In 14 months New Town will have a new primary school; and that is not a moment too soon.

Struggling under the extremely poor conditions of a dilapidated thirty-year old building, the community has exercised the patience of Job as they waited and waited and waited some more for Government to fulfil its promise of building a school in the community. Sometimes, their patience snapped and they protested by keeping their children home, a decision Prime Minister Roosevelt Skerrit claimed is always counter-productive.

"The only people who will suffer are your children when you keep your children home," Prime Minister Skerrit told the signing ceremony of a contract to build the new school. "Do not ever keep your children at home."

But on the contrary, the protests by parents and teachers of New Town made a definite impression because, it appears, Prime Minister Skerrit diverted the gift of a school for Thibaud, in his constituency, to Newtown.

"What we are seeing is the result of the generosity of the Prime Minister," said Parliamentary Representative Ambrose George as he described the anxiety, of the community, that grew and grew and was almost unbearable. "Everyone is looking forward to the moving of the first stone."

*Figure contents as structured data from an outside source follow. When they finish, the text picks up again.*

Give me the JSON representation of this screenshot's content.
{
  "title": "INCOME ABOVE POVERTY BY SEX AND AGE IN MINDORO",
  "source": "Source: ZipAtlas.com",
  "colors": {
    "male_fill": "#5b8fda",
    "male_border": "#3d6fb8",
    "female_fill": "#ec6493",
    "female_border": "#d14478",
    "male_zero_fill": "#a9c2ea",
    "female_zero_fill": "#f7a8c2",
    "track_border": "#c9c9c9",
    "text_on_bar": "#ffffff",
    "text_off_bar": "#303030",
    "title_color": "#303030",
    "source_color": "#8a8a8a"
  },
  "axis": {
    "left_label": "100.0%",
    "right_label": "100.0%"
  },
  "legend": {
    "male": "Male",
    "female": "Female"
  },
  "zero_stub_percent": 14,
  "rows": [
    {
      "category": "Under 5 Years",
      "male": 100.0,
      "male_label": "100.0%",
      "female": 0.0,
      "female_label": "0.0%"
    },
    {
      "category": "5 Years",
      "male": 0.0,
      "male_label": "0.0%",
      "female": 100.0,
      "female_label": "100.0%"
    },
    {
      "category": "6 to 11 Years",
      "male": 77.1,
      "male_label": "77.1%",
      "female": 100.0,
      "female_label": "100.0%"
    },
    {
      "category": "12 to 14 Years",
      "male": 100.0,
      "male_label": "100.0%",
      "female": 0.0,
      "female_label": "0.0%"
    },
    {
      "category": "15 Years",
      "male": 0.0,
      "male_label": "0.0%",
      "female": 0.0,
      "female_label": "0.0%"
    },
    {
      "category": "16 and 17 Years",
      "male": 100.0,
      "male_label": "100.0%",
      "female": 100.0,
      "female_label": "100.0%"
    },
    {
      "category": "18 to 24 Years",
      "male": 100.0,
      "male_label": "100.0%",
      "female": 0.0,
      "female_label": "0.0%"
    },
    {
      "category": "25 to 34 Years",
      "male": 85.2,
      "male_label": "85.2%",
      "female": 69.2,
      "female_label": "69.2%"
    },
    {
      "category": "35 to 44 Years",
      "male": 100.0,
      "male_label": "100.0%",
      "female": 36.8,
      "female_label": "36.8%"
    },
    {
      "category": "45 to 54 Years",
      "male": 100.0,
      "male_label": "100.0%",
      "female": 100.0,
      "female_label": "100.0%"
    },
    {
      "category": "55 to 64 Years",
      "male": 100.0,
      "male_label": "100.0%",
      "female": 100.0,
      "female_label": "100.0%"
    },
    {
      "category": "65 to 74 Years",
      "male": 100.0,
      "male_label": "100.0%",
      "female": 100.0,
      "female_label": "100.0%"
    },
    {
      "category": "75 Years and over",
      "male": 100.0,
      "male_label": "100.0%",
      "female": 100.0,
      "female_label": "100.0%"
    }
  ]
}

Whenever that happens, Petter St. Jean, the Minister for Education said the construction of the new school will be "the beginning of a new beginning" for students and teachers and the community.

When completed, the EC $6.37 million primary school will be large enough to hold 300 students and 17 teachers within its three floors. It will also contain a library, 14 classrooms and other rooms including a sick bay and art room. Most significantly, it will be the first primary school in Dominica with elevators.

Like most infrastructural development projects in Dominica over the past five years, the school is being funded and built by the People's Republic of China and, according to the officials, it is a manifestation of the warm relationship between Dominica and China that was established about ten years ago.

"We have seen rapid and sound development in bilateral relations," said Chinese Ambassador Wang Zonglai.

Prime Minister Skerrit added that the benchmark of that relationship has been non-interference in each other's domestic affairs and the adoption of the one-China policy.